DEEP LEARNING ARTICLES
Deep learning is a branch of machine learning that uses artificial neural networks with many layers to learn complex patterns from data. It has become central to modern artificial intelligence because it can automatically extract useful features instead of relying on hand crafted representations.
The core idea is to stack simple computational units, called neurons, into layers. Each layer transforms its input into a more abstract representation. Training adjusts the connections between neurons so that the network’s output matches desired targets. This is typically done with backpropagation and gradient based optimization.

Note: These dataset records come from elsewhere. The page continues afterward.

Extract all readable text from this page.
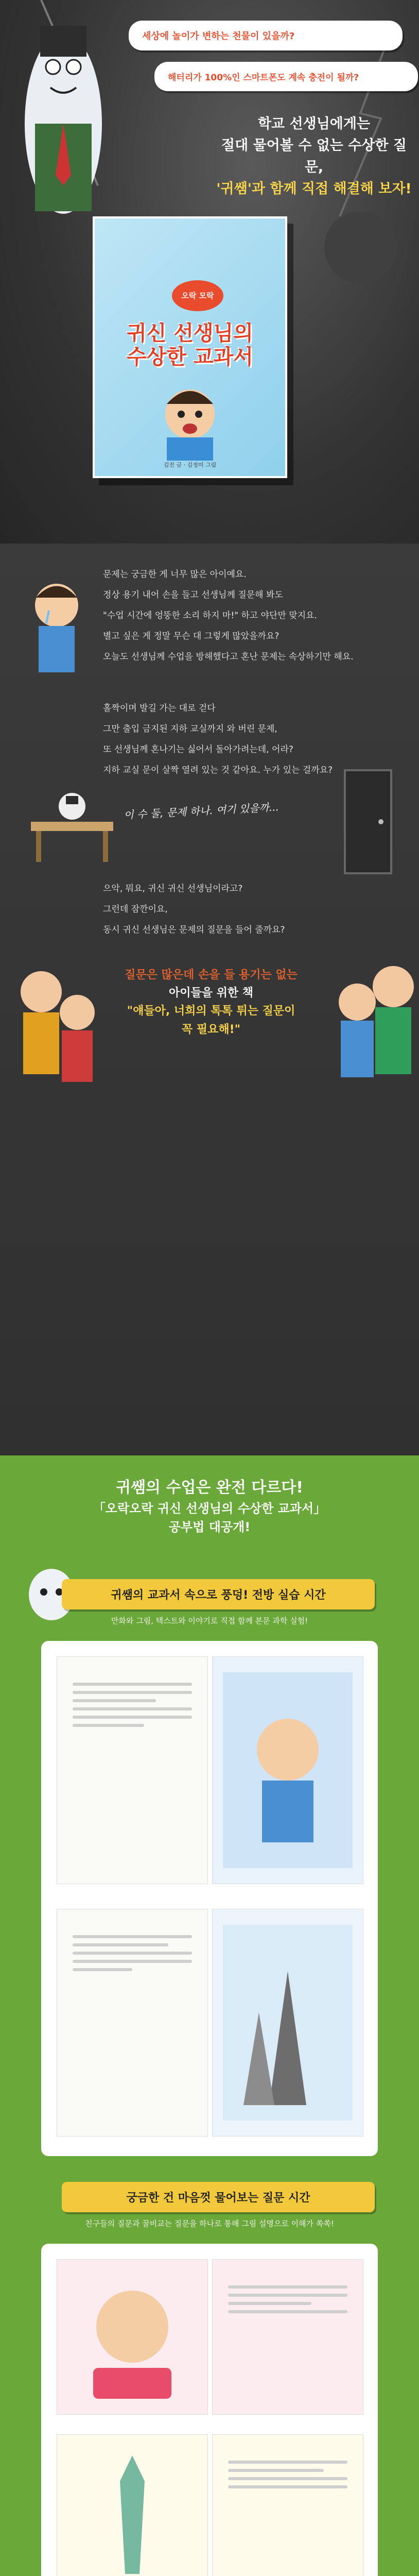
세상에 놀이가 변하는 천물이 있을까?
해터리가 100%인 스마트폰도 계속 충전이 될까?
학교 선생님에게는
절대 물어볼 수 없는 수상한 질문,
'귀쌤'과 함께 직접 해결해 보자!
오락 모락
귀신 선생님의
수상한 교과서
김진 글 · 김정미 그림
문제는 궁금한 게 너무 많은 아이예요.
정상 용기 내어 손을 들고 선생님께 질문해 봐도
"수업 시간에 엉뚱한 소리 하지 마!" 하고 야단만 맞지요.
별고 싶은 게 정말 무슨 대 그렇게 많았을까요?
오늘도 선생님께 수업을 방해했다고 혼난 문제는 속상하기만 해요.
홀짝이며 발길 가는 대로 걷다
그만 출입 금지된 지하 교실까지 와 버린 문제,
또 선생님께 혼나기는 싫어서 돌아가려는데, 어라?
지하 교실 문이 살짝 열려 있는 것 같아요. 누가 있는 걸까요?
이 수 둘, 문제 하나. 여기 있을까...
으악, 뭐요, 귀신 귀신 선생님이라고?
그런데 잠깐이요,
동시 귀신 선생님은 문제의 질문을 들어 줄까요?
질문은 많은데 손을 들 용기는 없는
아이들을 위한 책
"얘들아, 너희의 톡톡 튀는 질문이
꼭 필요해!"
귀쌤의 수업은 완전 다르다!
「오락오락 귀신 선생님의 수상한 교과서」
공부법 대공개!
귀쌤의 교과서 속으로 풍덩! 전방 실습 시간
만화와 그림, 텍스트와 이야기로 직접 함께 본문 과학 실험!
궁금한 건 마음껏 물어보는 질문 시간
친구들의 질문과 꿀비교는 질문을 하나로 통해 그림 설명으로 이해가 쏙쏙!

Different architectures have been developed for different data types and tasks. Convolutional neural networks are especially effective for images because they exploit local spatial structure, enabling state of the art performance in classification, detection and segmentation. Recurrent and sequence models process data with temporal or ordered structure, such as text, speech and sensor streams. Encoder decoder frameworks and attention mechanisms extend these models to tasks like translation and summarization. Generative models such as variational autoencoders and generative adversarial networks learn to create realistic new samples that resemble training data.
Research has also addressed practical issues. Regularization methods such as dropout and batch normalization improve generalization and training stability. Advances in hardware accelerators and software frameworks have made it feasible to train very large models on massive datasets. At the same time, issues like data hunger, lack of transparency, vulnerability to adversarial examples and energy consumption remain active topics of investigation. Overall, deep learning has transformed fields from computer vision and natural language processing to medicine, robotics and scientific discovery.